The president of the Bishops’ Conference of Scotland was speaking at the launch of the Scottish Leaders Welfare Group in Glasgow on Monday about the impact of welfare reform on the poor.
“The mechanisms for claiming benefits are not fit for purpose,” Archbishop Tartaglia said.
The archbishop added that he wanted ‘those in power in London, because it is there that these decisions still are made, that they need to look closely at the reality on the ground in places like Glasgow and see the failings in the structures.
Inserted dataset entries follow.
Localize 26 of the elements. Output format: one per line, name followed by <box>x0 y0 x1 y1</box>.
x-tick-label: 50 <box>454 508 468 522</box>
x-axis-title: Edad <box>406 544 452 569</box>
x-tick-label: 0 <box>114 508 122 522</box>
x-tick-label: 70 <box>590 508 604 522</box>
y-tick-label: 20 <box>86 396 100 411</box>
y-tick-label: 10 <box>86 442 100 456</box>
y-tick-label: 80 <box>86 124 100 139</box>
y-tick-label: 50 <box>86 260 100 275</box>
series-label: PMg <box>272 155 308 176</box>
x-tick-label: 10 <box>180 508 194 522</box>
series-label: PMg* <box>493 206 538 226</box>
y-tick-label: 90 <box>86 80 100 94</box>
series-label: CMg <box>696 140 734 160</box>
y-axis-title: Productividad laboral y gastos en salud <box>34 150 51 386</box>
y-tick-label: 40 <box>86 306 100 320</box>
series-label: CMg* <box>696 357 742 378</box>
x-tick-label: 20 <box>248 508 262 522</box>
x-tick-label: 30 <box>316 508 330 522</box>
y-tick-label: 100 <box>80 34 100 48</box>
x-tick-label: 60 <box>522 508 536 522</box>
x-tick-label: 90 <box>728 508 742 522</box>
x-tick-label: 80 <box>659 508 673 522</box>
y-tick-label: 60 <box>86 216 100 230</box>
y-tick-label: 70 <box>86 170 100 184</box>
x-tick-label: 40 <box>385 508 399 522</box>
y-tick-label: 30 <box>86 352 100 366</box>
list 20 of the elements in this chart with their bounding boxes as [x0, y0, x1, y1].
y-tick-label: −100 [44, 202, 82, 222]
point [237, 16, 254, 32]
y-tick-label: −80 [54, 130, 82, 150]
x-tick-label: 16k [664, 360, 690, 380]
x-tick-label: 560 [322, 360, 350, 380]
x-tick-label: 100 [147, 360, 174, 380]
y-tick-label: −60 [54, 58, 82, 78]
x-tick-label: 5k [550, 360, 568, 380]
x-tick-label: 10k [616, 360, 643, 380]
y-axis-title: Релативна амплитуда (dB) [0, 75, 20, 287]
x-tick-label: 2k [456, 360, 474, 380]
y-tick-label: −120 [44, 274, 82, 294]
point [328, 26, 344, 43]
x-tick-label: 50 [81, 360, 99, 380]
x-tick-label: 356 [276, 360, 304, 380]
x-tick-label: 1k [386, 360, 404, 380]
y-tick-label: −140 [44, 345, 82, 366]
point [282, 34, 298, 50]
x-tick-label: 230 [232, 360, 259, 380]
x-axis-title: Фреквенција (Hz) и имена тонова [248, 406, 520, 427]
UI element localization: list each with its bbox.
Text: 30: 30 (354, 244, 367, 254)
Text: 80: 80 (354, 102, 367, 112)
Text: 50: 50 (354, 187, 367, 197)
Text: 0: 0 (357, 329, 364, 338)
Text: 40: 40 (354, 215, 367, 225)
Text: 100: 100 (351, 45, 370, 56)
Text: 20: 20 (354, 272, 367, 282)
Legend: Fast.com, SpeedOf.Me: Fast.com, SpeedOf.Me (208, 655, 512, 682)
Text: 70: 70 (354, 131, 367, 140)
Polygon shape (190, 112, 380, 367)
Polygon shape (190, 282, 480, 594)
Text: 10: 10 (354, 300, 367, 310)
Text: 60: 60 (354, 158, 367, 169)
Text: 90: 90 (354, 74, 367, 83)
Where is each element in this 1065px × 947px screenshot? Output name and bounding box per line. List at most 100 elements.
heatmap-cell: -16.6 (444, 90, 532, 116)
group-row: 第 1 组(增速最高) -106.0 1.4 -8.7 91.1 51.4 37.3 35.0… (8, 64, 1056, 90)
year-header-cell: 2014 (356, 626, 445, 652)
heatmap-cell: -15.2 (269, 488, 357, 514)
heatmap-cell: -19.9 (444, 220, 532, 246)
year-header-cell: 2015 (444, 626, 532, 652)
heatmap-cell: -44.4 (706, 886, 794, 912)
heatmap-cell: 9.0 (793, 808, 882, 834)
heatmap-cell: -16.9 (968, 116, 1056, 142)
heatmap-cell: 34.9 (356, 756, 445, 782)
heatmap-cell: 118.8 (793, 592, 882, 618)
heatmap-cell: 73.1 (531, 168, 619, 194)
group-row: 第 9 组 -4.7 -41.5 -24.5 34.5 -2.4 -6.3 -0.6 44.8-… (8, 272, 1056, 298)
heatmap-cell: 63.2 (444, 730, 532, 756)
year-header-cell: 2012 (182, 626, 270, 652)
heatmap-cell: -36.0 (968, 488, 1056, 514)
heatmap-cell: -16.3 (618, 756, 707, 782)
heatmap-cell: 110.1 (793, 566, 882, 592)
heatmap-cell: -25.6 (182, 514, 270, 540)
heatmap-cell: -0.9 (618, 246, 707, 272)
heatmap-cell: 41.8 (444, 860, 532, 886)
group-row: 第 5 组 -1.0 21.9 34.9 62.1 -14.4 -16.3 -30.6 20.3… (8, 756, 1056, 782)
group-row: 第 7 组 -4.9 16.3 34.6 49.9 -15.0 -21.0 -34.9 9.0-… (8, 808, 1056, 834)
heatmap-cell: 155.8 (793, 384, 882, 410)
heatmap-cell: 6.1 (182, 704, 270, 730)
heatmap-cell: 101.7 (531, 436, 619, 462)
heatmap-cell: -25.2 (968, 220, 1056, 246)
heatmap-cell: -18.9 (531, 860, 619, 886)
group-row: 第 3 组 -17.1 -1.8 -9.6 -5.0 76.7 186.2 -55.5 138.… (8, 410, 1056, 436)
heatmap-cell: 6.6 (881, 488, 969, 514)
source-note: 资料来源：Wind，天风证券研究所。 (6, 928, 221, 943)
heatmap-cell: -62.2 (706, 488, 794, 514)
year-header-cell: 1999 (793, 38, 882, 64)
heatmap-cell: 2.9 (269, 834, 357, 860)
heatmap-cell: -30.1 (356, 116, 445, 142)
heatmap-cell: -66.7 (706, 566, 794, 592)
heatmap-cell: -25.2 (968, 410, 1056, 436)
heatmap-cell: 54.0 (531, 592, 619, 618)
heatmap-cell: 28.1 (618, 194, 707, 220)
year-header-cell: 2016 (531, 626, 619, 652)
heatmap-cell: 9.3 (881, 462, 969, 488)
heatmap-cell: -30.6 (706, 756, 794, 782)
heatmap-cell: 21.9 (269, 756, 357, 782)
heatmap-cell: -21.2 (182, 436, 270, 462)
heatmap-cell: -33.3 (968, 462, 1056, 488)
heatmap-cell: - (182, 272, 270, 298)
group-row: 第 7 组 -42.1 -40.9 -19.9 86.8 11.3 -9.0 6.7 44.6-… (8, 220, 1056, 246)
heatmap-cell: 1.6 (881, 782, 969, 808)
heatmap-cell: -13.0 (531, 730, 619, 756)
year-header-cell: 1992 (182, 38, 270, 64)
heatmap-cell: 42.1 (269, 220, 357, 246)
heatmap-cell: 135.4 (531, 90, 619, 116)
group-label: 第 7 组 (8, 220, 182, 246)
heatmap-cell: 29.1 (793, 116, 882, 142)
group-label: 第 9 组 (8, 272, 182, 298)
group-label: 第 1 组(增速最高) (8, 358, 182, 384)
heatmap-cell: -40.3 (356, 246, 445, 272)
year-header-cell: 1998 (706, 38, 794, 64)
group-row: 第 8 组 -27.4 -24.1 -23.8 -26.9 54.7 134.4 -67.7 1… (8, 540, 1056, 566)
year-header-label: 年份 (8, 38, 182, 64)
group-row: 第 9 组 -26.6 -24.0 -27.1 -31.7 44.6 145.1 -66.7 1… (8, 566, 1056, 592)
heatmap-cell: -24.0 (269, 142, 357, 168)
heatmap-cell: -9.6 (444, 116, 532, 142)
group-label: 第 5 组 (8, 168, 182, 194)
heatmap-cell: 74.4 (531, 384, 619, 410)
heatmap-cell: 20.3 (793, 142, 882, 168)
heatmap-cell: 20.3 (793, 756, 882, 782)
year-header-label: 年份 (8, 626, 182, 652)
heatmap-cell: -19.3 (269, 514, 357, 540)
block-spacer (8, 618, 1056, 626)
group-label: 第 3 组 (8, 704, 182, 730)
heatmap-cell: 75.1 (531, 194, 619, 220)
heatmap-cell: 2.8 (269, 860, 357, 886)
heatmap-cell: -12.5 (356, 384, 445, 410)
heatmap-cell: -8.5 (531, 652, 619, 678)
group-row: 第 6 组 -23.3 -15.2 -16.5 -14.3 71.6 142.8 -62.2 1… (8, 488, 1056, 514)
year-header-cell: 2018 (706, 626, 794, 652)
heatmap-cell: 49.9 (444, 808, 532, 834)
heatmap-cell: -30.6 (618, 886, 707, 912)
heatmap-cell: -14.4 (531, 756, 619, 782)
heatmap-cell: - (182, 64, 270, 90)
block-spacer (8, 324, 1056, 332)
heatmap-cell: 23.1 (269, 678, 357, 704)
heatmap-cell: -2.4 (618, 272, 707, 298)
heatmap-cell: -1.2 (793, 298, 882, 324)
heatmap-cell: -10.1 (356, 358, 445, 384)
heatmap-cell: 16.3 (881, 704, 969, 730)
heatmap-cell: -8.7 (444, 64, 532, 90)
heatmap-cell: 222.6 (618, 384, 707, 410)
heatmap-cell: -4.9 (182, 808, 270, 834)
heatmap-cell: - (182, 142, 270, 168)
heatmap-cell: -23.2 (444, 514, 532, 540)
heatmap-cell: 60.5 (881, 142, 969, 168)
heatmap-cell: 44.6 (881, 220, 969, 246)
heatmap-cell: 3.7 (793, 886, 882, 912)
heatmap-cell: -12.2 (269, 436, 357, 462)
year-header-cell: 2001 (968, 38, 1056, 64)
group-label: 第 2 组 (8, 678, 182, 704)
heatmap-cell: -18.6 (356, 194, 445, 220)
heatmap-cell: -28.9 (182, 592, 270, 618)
And I would ask them to do all they can to put things right.’
“Money is there, set aside from taxation, but people face an impenetrable bureaucratic jungle to try to access payments,” he said. “Changes have been made without sufficient training and the system is being depersonalised. The result is that people are being left in desperate situations without support.”
At the launch meeting the group of church and union leaders heard personal experiences of benefits cuts and Government austerity measures at Drumchapel Citizens Advice Bureau before a visit to Drumchapel Foodbank at their first meeting. The group, which was formed by Citizens Advice Scotland, includes Archbishop Tartaglia and other members of the Catholic Church, Church of Scotland Moderator the Rev John Chalmers and Grahame Smith of the Scottish Trade Union Congress.
Catholic peer Lord John McFall (above), who chairs the group, said they hope to gather ‘empirical evidence’ of the damaging effect of benefit cuts to present to UK and Scottish governments.
Fr Thomas Boyle, assistant secretary general of the Bishops’ Conference of Scotland, is also part of the group. He said that benefit changes brought in the last 12 to 18 months have resulted in ‘chaos.’
“People have been moved from a system where they had a face-to-face interview with a person dealing with their claim to this impersonal system where people are not being treated as individuals,” he added. “We are a non party political organisation and that’s why we didn’t want to get involved before the referendum. We want to look at the effect these changes are having on people. How can we help the people who need the help?”